This paper investigates Nash equilibria (NEs) in multi-player turn-based games on graphs, where player preferences are modeled as $ω$-automatic relations via deterministic parity automata. Unlike much of the existing literature, which focuses on specific reward functions, our results apply to any preference relation definable by an $ω$-automatic relation. We analyze the computational complexity of determining the existence of an NE (possibly under some constraints), verifying whether a given strategy profile forms an NE, and checking whether a specific outcome can be realized by an NE. When a (constrained) NE exists, we show that there always exists one with finite-memory strategies.
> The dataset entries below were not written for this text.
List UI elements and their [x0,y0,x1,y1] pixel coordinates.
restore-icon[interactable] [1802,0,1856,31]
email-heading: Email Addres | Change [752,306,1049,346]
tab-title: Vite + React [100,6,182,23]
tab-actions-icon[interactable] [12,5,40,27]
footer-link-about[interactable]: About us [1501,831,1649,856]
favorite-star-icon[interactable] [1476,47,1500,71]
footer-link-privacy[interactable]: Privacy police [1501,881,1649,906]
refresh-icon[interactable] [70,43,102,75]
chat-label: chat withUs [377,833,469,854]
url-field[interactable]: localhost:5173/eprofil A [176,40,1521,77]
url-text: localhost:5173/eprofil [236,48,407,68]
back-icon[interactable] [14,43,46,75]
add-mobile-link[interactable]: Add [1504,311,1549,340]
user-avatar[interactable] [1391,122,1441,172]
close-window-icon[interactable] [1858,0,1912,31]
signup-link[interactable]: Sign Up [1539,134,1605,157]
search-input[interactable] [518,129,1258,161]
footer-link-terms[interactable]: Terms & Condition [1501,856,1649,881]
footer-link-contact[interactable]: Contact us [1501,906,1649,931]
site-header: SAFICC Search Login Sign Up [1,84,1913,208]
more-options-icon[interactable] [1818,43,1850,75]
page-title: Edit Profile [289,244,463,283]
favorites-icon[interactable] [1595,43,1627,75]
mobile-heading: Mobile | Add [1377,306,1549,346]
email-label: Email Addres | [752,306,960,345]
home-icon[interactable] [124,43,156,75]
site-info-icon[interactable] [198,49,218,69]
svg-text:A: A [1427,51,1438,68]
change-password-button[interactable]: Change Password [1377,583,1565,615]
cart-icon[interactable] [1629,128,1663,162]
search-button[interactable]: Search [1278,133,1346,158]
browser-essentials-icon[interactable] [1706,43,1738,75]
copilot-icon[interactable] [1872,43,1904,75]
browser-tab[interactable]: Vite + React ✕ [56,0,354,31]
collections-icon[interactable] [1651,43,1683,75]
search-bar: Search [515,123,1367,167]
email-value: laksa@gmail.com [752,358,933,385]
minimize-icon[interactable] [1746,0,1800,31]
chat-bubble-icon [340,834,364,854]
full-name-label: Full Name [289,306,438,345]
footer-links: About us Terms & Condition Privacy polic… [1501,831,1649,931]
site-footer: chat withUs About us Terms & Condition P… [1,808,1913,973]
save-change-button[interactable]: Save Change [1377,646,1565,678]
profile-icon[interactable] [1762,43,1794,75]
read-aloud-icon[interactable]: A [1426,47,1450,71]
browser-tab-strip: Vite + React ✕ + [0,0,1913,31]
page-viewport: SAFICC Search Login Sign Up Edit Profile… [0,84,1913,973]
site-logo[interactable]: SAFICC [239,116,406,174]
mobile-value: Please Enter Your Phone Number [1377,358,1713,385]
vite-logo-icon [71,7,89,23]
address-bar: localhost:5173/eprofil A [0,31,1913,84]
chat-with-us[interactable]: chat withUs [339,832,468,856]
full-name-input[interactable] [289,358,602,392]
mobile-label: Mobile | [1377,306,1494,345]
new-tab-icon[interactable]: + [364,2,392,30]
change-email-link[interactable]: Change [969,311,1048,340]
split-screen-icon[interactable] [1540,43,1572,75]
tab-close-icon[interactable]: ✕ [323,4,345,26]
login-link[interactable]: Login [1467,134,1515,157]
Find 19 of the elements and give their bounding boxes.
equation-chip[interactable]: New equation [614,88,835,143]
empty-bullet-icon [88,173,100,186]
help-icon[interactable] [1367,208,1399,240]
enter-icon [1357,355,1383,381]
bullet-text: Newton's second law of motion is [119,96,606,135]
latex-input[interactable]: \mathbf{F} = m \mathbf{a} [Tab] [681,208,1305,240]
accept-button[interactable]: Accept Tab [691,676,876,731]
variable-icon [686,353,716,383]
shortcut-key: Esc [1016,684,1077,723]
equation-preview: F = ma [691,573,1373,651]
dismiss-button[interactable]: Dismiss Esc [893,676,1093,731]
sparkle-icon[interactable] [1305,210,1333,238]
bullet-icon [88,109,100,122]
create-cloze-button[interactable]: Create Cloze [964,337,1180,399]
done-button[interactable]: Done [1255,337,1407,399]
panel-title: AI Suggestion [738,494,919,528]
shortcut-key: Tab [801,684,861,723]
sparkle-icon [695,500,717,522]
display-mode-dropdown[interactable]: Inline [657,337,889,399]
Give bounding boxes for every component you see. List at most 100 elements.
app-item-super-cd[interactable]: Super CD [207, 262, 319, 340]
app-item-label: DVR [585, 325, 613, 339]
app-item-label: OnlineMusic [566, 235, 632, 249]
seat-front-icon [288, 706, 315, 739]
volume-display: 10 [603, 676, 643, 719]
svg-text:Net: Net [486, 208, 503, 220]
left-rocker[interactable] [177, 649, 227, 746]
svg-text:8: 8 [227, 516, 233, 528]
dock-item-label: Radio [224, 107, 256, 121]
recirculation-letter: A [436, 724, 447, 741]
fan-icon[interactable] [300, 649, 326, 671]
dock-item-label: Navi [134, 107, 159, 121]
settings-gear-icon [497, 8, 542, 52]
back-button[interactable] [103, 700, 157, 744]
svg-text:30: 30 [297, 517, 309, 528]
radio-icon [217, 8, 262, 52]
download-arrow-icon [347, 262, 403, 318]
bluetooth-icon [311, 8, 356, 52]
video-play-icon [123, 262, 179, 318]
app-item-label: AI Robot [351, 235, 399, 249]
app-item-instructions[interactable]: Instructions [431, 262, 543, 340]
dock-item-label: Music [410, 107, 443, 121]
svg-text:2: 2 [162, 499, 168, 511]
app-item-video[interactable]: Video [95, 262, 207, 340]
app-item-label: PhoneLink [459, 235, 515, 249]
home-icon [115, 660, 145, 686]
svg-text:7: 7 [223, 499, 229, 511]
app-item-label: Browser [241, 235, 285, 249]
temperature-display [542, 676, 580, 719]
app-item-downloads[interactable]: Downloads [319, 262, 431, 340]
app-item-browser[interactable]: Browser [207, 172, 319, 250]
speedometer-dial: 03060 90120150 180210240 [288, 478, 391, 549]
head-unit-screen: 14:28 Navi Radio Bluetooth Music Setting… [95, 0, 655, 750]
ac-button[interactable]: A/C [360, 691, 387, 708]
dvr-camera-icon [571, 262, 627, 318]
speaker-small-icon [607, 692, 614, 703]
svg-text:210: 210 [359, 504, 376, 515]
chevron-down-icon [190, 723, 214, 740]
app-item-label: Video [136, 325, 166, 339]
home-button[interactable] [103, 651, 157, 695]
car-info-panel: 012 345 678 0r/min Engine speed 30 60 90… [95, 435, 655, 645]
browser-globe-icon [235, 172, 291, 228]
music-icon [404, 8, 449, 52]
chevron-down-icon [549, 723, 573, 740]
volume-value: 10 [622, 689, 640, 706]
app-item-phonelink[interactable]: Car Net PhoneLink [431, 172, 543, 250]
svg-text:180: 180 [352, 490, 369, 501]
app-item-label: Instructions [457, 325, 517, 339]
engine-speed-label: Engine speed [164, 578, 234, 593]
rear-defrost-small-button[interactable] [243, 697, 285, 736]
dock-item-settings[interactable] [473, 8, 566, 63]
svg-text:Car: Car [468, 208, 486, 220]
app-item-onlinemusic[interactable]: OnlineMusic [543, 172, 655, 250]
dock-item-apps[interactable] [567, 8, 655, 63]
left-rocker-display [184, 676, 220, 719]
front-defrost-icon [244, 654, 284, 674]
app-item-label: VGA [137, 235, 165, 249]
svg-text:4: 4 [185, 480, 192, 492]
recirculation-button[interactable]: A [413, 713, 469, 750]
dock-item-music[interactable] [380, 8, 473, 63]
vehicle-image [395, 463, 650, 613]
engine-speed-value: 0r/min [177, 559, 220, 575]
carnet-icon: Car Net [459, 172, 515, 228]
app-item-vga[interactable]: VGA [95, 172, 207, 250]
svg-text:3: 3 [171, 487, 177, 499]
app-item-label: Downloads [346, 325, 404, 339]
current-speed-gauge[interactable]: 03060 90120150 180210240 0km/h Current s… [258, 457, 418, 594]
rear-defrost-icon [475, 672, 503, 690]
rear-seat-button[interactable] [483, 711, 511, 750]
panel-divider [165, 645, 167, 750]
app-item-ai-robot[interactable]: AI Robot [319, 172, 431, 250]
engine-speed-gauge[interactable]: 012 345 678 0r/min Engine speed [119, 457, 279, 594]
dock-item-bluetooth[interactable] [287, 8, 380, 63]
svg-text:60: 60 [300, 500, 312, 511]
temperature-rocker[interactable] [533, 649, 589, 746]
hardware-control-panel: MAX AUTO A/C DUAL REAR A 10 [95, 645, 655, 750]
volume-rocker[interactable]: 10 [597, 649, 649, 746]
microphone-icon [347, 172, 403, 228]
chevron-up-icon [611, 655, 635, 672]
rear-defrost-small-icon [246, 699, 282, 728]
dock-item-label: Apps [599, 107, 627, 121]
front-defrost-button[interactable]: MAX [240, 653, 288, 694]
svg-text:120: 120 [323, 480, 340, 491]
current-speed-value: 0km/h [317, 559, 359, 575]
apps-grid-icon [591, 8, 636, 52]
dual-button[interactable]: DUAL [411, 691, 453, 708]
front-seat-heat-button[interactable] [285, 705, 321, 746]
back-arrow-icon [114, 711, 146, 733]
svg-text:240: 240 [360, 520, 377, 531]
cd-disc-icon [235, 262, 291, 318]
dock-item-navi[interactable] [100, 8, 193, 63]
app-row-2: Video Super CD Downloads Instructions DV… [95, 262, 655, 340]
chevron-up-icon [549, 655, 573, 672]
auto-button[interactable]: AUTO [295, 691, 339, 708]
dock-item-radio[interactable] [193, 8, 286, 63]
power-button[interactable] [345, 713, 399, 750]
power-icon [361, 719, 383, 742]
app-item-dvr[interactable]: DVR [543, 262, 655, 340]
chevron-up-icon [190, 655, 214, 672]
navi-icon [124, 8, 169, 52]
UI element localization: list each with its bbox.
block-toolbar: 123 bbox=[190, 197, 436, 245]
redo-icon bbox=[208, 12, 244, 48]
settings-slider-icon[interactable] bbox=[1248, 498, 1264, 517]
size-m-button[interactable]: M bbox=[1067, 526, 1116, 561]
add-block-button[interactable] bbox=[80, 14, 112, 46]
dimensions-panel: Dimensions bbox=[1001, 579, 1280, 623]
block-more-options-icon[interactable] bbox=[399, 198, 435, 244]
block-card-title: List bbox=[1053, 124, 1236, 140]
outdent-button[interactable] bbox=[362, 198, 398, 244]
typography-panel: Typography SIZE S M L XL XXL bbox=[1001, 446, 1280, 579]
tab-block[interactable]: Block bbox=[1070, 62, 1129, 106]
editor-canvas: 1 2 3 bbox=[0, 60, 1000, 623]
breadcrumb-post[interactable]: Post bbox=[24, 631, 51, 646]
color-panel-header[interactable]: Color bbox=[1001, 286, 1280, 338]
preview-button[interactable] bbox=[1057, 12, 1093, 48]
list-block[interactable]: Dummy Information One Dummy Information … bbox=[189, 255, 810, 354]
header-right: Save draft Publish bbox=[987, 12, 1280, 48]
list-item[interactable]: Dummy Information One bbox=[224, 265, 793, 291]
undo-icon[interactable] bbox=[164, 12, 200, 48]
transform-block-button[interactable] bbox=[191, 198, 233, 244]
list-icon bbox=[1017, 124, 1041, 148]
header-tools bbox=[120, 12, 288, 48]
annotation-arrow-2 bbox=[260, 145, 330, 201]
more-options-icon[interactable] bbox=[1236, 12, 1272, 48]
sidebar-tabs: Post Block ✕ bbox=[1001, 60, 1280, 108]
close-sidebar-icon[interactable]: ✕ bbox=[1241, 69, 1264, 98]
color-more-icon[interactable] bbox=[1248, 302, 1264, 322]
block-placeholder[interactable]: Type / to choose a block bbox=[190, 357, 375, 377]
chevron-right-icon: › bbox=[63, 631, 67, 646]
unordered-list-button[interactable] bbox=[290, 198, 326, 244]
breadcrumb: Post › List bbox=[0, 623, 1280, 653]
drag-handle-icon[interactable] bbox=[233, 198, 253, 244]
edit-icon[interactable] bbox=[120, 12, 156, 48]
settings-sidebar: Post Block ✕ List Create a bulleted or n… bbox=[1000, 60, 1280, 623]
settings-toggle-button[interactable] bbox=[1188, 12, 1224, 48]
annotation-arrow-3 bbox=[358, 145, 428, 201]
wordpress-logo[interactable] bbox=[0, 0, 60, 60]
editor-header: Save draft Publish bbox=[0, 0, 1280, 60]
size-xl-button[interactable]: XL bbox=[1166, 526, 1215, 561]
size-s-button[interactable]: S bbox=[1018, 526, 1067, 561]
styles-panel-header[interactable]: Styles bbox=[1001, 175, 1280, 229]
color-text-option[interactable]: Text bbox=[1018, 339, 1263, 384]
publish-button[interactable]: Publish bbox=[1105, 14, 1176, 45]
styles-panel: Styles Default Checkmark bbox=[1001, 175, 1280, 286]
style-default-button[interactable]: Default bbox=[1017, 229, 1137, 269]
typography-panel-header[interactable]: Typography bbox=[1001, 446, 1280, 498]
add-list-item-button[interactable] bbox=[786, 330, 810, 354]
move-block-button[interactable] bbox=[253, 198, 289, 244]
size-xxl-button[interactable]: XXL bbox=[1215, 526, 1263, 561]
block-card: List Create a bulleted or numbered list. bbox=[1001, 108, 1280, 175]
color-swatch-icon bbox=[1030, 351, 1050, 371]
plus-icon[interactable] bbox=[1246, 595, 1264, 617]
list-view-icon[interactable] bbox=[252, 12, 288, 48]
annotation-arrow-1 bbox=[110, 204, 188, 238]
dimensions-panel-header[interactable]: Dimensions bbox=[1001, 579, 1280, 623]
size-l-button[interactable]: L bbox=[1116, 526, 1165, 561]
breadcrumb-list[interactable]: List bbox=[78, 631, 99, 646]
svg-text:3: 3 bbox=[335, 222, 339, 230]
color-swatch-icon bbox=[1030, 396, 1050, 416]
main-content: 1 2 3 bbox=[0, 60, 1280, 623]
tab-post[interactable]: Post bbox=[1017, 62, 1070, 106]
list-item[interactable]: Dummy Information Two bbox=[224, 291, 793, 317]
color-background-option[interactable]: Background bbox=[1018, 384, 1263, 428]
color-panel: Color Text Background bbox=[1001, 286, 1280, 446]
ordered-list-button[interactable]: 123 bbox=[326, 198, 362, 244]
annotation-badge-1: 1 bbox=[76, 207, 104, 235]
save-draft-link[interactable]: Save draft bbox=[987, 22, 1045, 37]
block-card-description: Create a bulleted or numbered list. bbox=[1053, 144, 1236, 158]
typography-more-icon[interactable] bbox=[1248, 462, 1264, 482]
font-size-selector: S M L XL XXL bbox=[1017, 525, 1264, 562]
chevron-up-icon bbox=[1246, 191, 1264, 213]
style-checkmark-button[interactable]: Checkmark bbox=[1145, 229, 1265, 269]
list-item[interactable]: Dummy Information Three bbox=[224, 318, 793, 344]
Finally, we explore fundamental properties of $ω$-automatic relations and their implications for the existence of equilibria.

翻译：本文研究基于图的多玩家回合制博弈中的纳什均衡，其中玩家偏好通过确定性奇偶自动机建模为ω-自动关系。与现有文献大多关注特定奖励函数不同，我们的结果适用于任何可由ω-自动关系定义的偏好关系。我们分析了判定纳什均衡存在性（可能在某些约束条件下）、验证给定策略组合是否构成纳什均衡，以及检验特定结果能否由纳什均衡实现的计算复杂度。当（受约束的）纳什均衡存在时，我们证明总存在一个采用有限记忆策略的均衡。最后，我们探讨了ω-自动关系的基本性质及其对均衡存在性的影响。